Still, the AP brought up some components of the tricky circumstances that the central bank faces. “The Fed’s benchmark rate affects many consumer and business loans, which means that borrowing costs throughout the economy will likely keep rising.”
Jobless Claims Impose Complex Nuances
On paper, the most recent data on the unemployment picture features positive implications. According to Zacks, initial jobless claims reached 222,000 last week, representing a 6,000 worker decline from the downwardly revised 228,000 the previous week. Further, the investment resource notes that this “is the lowest weekly headline level since the 202K we saw back ahead of Memorial Day.”
While fewer workers being unemployed is typically a desired statistic, the challenge is that the “low jobless claims represent tightness in an already-tight labor market.” However, the Fed would like to see the labor market “gain a little slack in order to fight inflation.” Therefore, Zacks reasons that good news in a way could be bad news.
Cynically, it’s not difficult to accept this counterintuitive logic. While Powell stated that he intends to avoid the dramatic interest rate increases of the Volcker administration, the incredibly tight labor market suggests that the Fed will really need to step on the gas regarding its hawkish monetary strategy.

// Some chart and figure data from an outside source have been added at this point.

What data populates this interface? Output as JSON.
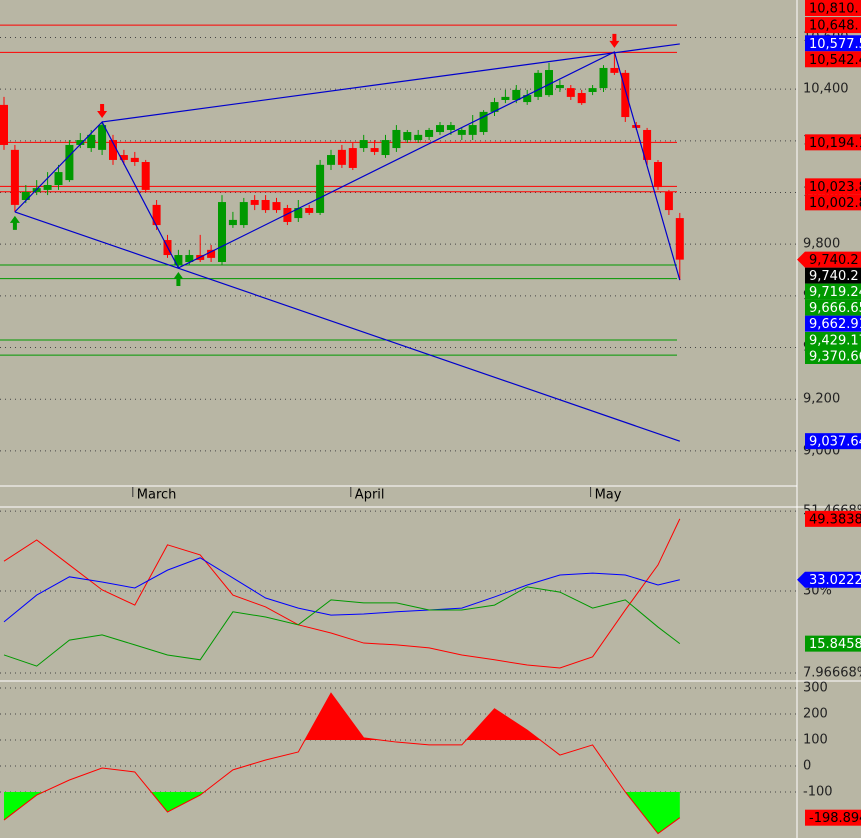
{
  "chart_data": [
    {
      "type": "candlestick",
      "x": [
        null,
        null,
        null,
        null,
        null,
        null,
        null,
        null,
        null,
        null,
        null,
        null,
        "March",
        null,
        null,
        null,
        null,
        null,
        null,
        null,
        null,
        null,
        null,
        null,
        null,
        null,
        null,
        null,
        null,
        null,
        null,
        null,
        "April",
        null,
        null,
        null,
        null,
        null,
        null,
        null,
        null,
        null,
        null,
        null,
        null,
        null,
        null,
        null,
        null,
        null,
        null,
        null,
        null,
        null,
        "May",
        null,
        null,
        null,
        null,
        null,
        null,
        null,
        null
      ],
      "open": [
        10339,
        10165,
        9971,
        10002,
        10010,
        10029,
        10048,
        10184,
        10172,
        10165,
        10203,
        10145,
        10134,
        10118,
        9952,
        9816,
        9719,
        9731,
        9758,
        9778,
        9731,
        9874,
        9874,
        9971,
        9971,
        9963,
        9940,
        9901,
        9940,
        9921,
        10107,
        10165,
        10172,
        10172,
        10172,
        10145,
        10172,
        10203,
        10203,
        10215,
        10234,
        10242,
        10223,
        10223,
        10234,
        10312,
        10358,
        10358,
        10350,
        10370,
        10377,
        10404,
        10404,
        10385,
        10389,
        10404,
        10482,
        10463,
        10261,
        10242,
        10118,
        10002,
        9901
      ],
      "high": [
        10370,
        10184,
        10029,
        10048,
        10079,
        10107,
        10203,
        10230,
        10242,
        10273,
        10223,
        10165,
        10157,
        10126,
        9971,
        9836,
        9778,
        9778,
        9836,
        9797,
        9990,
        9925,
        9979,
        9990,
        9990,
        9979,
        9952,
        9971,
        9952,
        10126,
        10165,
        10184,
        10192,
        10223,
        10203,
        10223,
        10261,
        10242,
        10242,
        10250,
        10273,
        10273,
        10250,
        10300,
        10319,
        10366,
        10397,
        10416,
        10397,
        10474,
        10501,
        10435,
        10416,
        10397,
        10416,
        10493,
        10544,
        10474,
        10273,
        10250,
        10126,
        10010,
        9921
      ],
      "low": [
        10165,
        9925,
        9959,
        9990,
        9990,
        10010,
        10041,
        10172,
        10157,
        10145,
        10107,
        10107,
        10103,
        10002,
        9855,
        9747,
        9708,
        9719,
        9731,
        9731,
        9719,
        9863,
        9863,
        9932,
        9921,
        9921,
        9874,
        9886,
        9913,
        9913,
        10087,
        10095,
        10087,
        10157,
        10145,
        10134,
        10157,
        10192,
        10192,
        10203,
        10223,
        10223,
        10203,
        10203,
        10223,
        10296,
        10346,
        10346,
        10339,
        10358,
        10370,
        10389,
        10358,
        10339,
        10377,
        10389,
        10455,
        10273,
        10242,
        10107,
        10010,
        9913,
        9661
      ],
      "close": [
        10184,
        9952,
        10002,
        10017,
        10029,
        10079,
        10184,
        10203,
        10223,
        10261,
        10126,
        10126,
        10118,
        10010,
        9874,
        9758,
        9758,
        9758,
        9739,
        9747,
        9963,
        9894,
        9963,
        9952,
        9932,
        9932,
        9886,
        9940,
        9921,
        10107,
        10145,
        10107,
        10095,
        10203,
        10157,
        10203,
        10242,
        10234,
        10223,
        10242,
        10261,
        10261,
        10242,
        10261,
        10312,
        10350,
        10370,
        10397,
        10377,
        10463,
        10474,
        10416,
        10370,
        10346,
        10404,
        10482,
        10463,
        10292,
        10250,
        10126,
        10021,
        9932,
        9740.2
      ],
      "up_color": "#009900",
      "down_color": "#ff0000",
      "ylim": [
        8868,
        10745
      ],
      "yticks": [
        {
          "value": 10600,
          "label": "10,600"
        },
        {
          "value": 10400,
          "label": "10,400"
        },
        {
          "value": 10200,
          "label": "10,200"
        },
        {
          "value": 10000,
          "label": "10,000"
        },
        {
          "value": 9800,
          "label": "9,800"
        },
        {
          "value": 9600,
          "label": "9,600"
        },
        {
          "value": 9400,
          "label": "9,400"
        },
        {
          "value": 9200,
          "label": "9,200"
        },
        {
          "value": 9000,
          "label": "9,000"
        }
      ],
      "grid": true,
      "trendlines": [
        {
          "color": "#0000cc",
          "points": [
            [
              1,
              9925
            ],
            [
              9,
              10273
            ],
            [
              16,
              9708
            ],
            [
              56,
              10544
            ],
            [
              62,
              9661
            ]
          ]
        },
        {
          "color": "#0000cc",
          "points": [
            [
              9,
              10273
            ],
            [
              62,
              10575
            ]
          ]
        },
        {
          "color": "#0000cc",
          "points": [
            [
              1,
              9925
            ],
            [
              62,
              9037.64
            ]
          ]
        }
      ],
      "sell_signals": [
        9,
        56
      ],
      "buy_signals": [
        1,
        16
      ],
      "levels": [
        {
          "value": 10810,
          "label": "10,810.",
          "color": "#ff0000",
          "text_color": "#000000",
          "line": false
        },
        {
          "value": 10648,
          "label": "10,648.",
          "color": "#ff0000",
          "text_color": "#000000",
          "line": true
        },
        {
          "value": 10577.5,
          "label": "10,577.5",
          "color": "#0000ff",
          "text_color": "#ffffff",
          "line": false
        },
        {
          "value": 10542.4,
          "label": "10,542.4",
          "color": "#ff0000",
          "text_color": "#000000",
          "line": true
        },
        {
          "value": 10194.1,
          "label": "10,194.1",
          "color": "#ff0000",
          "text_color": "#000000",
          "line": true
        },
        {
          "value": 10023.8,
          "label": "10,023.8",
          "color": "#ff0000",
          "text_color": "#000000",
          "line": true
        },
        {
          "value": 10002.8,
          "label": "10,002.8",
          "color": "#ff0000",
          "text_color": "#000000",
          "line": true
        },
        {
          "value": 9740.2,
          "label": "9,740.2",
          "color": "#ff0000",
          "text_color": "#000000",
          "line": false,
          "pointer": true
        },
        {
          "value": 9740.2,
          "label": "9,740.2",
          "color": "#000000",
          "text_color": "#ffffff",
          "line": false
        },
        {
          "value": 9719.24,
          "label": "9,719.24",
          "color": "#009900",
          "text_color": "#ffffff",
          "line": true
        },
        {
          "value": 9666.65,
          "label": "9,666.65",
          "color": "#009900",
          "text_color": "#ffffff",
          "line": true
        },
        {
          "value": 9662.91,
          "label": "9,662.91",
          "color": "#0000ff",
          "text_color": "#ffffff",
          "line": false
        },
        {
          "value": 9429.17,
          "label": "9,429.17",
          "color": "#009900",
          "text_color": "#ffffff",
          "line": true
        },
        {
          "value": 9370.66,
          "label": "9,370.66",
          "color": "#009900",
          "text_color": "#ffffff",
          "line": true
        },
        {
          "value": 9037.64,
          "label": "9,037.64",
          "color": "#0000ff",
          "text_color": "#ffffff",
          "line": false
        }
      ]
    },
    {
      "type": "line",
      "x": [
        0,
        3,
        6,
        9,
        12,
        15,
        18,
        21,
        24,
        27,
        30,
        33,
        36,
        39,
        42,
        45,
        48,
        51,
        54,
        57,
        60,
        62
      ],
      "xlim": [
        -0.367,
        72.752
      ],
      "ylim": [
        6.07,
        52.3
      ],
      "yticks": [
        {
          "value": 51.4668,
          "label": "51.4668%"
        },
        {
          "value": 30,
          "label": "30%"
        },
        {
          "value": 7.96668,
          "label": "7.96668%"
        }
      ],
      "grid": true,
      "series": [
        {
          "color": "#ff0000",
          "values": [
            38,
            43.7,
            37.0,
            30.3,
            26.2,
            42.4,
            39.7,
            28.9,
            25.7,
            20.9,
            18.7,
            16.0,
            15.5,
            14.7,
            12.8,
            11.5,
            10.1,
            9.3,
            12.3,
            24.9,
            37.0,
            49.3838
          ],
          "last_label": 49.3838
        },
        {
          "color": "#0000ff",
          "values": [
            21.7,
            28.9,
            33.8,
            32.4,
            30.8,
            35.6,
            38.9,
            33.5,
            28.1,
            25.4,
            23.5,
            23.8,
            24.4,
            24.9,
            25.4,
            28.4,
            31.6,
            34.3,
            34.8,
            34.3,
            31.6,
            33.0222
          ],
          "last_label": 33.0222,
          "pointer": true
        },
        {
          "color": "#009900",
          "values": [
            12.8,
            9.8,
            16.8,
            18.2,
            15.5,
            12.8,
            11.5,
            24.4,
            23.0,
            20.9,
            27.6,
            26.8,
            26.8,
            24.9,
            24.9,
            26.2,
            31.1,
            29.7,
            25.4,
            27.6,
            20.3,
            15.8458
          ],
          "last_label": 15.8458
        }
      ]
    },
    {
      "type": "line",
      "x": [
        0,
        3,
        6,
        9,
        12,
        15,
        18,
        21,
        24,
        27,
        30,
        33,
        36,
        39,
        42,
        45,
        48,
        51,
        54,
        57,
        60,
        62
      ],
      "xlim": [
        -0.367,
        72.752
      ],
      "ylim": [
        -277,
        323
      ],
      "yticks": [
        300,
        200,
        100,
        0,
        -100
      ],
      "grid": true,
      "fill_above": 100,
      "fill_above_color": "#ff0000",
      "fill_below": -100,
      "fill_below_color": "#00ff00",
      "series": [
        {
          "color": "#ff0000",
          "values": [
            -208,
            -112,
            -54,
            -8,
            -23,
            -177,
            -112,
            -15,
            23,
            54,
            280,
            108,
            92,
            81,
            81,
            220,
            138,
            42,
            81,
            -100,
            -260,
            -198.894
          ],
          "last_label": -198.894
        }
      ]
    }
  ]
}
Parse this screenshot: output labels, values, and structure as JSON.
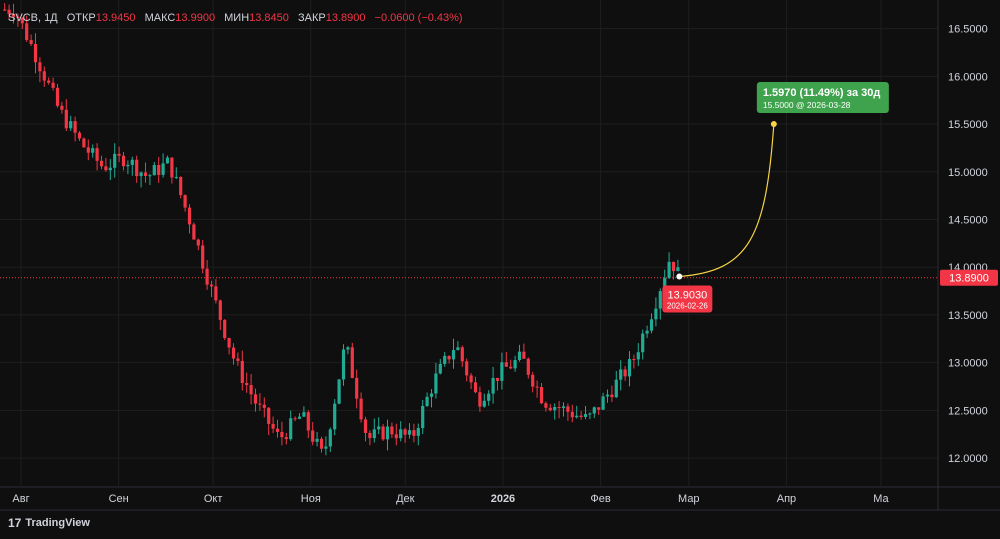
{
  "legend": {
    "symbol": "SVCB, 1Д",
    "open_label": "ОТКР",
    "open_value": "13.9450",
    "high_label": "МАКС",
    "high_value": "13.9900",
    "low_label": "МИН",
    "low_value": "13.8450",
    "close_label": "ЗАКР",
    "close_value": "13.8900",
    "change": "−0.0600 (−0.43%)"
  },
  "branding": {
    "logo_glyph": "17",
    "name": "TradingView"
  },
  "colors": {
    "background": "#0f0f0f",
    "up": "#22ab94",
    "down": "#f23645",
    "grid": "#1e1e1e",
    "forecast_line": "#f5d442",
    "forecast_badge": "#3fa34d",
    "price_badge": "#f23645",
    "text": "#d1d4dc"
  },
  "chart_data": {
    "type": "candlestick",
    "interval": "1Д",
    "x_tick_labels": [
      "Авг",
      "Сен",
      "Окт",
      "Ноя",
      "Дек",
      "2026",
      "Фев",
      "Мар",
      "Апр",
      "Ма"
    ],
    "y_tick_labels": [
      "12.0000",
      "12.5000",
      "13.0000",
      "13.5000",
      "14.0000",
      "14.5000",
      "15.0000",
      "15.5000",
      "16.0000",
      "16.5000"
    ],
    "ylim": [
      11.7,
      16.8
    ],
    "close_path": [
      {
        "date": "2025-07-30",
        "close": 16.7
      },
      {
        "date": "2025-08-06",
        "close": 16.2
      },
      {
        "date": "2025-08-13",
        "close": 15.65
      },
      {
        "date": "2025-08-20",
        "close": 15.3
      },
      {
        "date": "2025-08-27",
        "close": 15.05
      },
      {
        "date": "2025-09-03",
        "close": 15.15
      },
      {
        "date": "2025-09-10",
        "close": 14.95
      },
      {
        "date": "2025-09-17",
        "close": 15.1
      },
      {
        "date": "2025-09-24",
        "close": 14.45
      },
      {
        "date": "2025-10-01",
        "close": 13.7
      },
      {
        "date": "2025-10-08",
        "close": 13.0
      },
      {
        "date": "2025-10-15",
        "close": 12.55
      },
      {
        "date": "2025-10-22",
        "close": 12.2
      },
      {
        "date": "2025-10-29",
        "close": 12.45
      },
      {
        "date": "2025-11-05",
        "close": 12.0
      },
      {
        "date": "2025-11-12",
        "close": 13.2
      },
      {
        "date": "2025-11-19",
        "close": 12.2
      },
      {
        "date": "2025-11-26",
        "close": 12.3
      },
      {
        "date": "2025-12-03",
        "close": 12.2
      },
      {
        "date": "2025-12-10",
        "close": 12.8
      },
      {
        "date": "2025-12-17",
        "close": 13.2
      },
      {
        "date": "2025-12-24",
        "close": 12.6
      },
      {
        "date": "2025-12-31",
        "close": 12.9
      },
      {
        "date": "2026-01-07",
        "close": 13.05
      },
      {
        "date": "2026-01-14",
        "close": 12.6
      },
      {
        "date": "2026-01-21",
        "close": 12.5
      },
      {
        "date": "2026-01-28",
        "close": 12.4
      },
      {
        "date": "2026-02-04",
        "close": 12.7
      },
      {
        "date": "2026-02-11",
        "close": 13.0
      },
      {
        "date": "2026-02-18",
        "close": 13.6
      },
      {
        "date": "2026-02-23",
        "close": 14.1
      },
      {
        "date": "2026-02-26",
        "close": 13.903
      }
    ],
    "last_price": 13.89,
    "last_price_label": "13.8900",
    "current_point": {
      "value_label": "13.9030",
      "date": "2026-02-26"
    },
    "forecast": {
      "change_label": "1.5970 (11.49%) за 30д",
      "target_label": "15.5000 @ 2026-03-28",
      "target_date": "2026-03-28",
      "target_value": 15.5
    }
  }
}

Cryptos Commanding Attention
Over the past several weeks, the cryptocurrency community focused on an upcoming event called the Merge, involving a major blockchain project transitioning from a proof-of-work (PoW) consensus mechanism to proof of stake (PoS). While the underlying transition should theoretically be helpful for the broader integration of blockchain technology into mainstream institutions due to energy efficiencies, it’s not a guaranteed positive catalyst.
Fundamentally, the Merge represents a high-stakes wager. According to experts in the field, nothing of this magnitude has ever been attempted. As well, should the transition fail, it could have a detrimental ripple effect for the myriad blockchain projects that depend on the network making the pivot. Thus, the crypto community is looking anxiously at the date of the Merge, which may officially materialize sometime between Sept. 13 and Sept. 15.
To be fair, the total market capitalization of all cryptos once again broke above the $1 trillion level, though barely. Nevertheless, it’s conspicuously below the $1.15 trillion level posted in mid-August. As well, around the end of May, the total market cap hit $1.3 trillion.
Earnings in Focus
For the upcoming week, the number of earnings disclosures will be very light. Nevertheless, a few intriguing reports will be issued, starting on Monday with computer technology firm Oracle (ORCL). Analysts anticipate that the company will deliver earnings per share of $1.08. Market observers may tune into the conference call to potentially acquire insights into business technology demand.
On Thursday, another tech-related company, Adobe (ADBE) will disclose its earnings results. Analysts anticipate that the firm – popular for its creative applications such as Photoshop – will post an EPS of $3.35. It’s possible that Adobe could benefit from the burgeoning gig economy, particularly as workers face off with employers about return-to-office initiatives.
Finally, sports fans may want to tune into the earnings report of Manchester United (MANU). The English soccer (football) juggernaut is expected to deliver an EPS loss of 18 cents.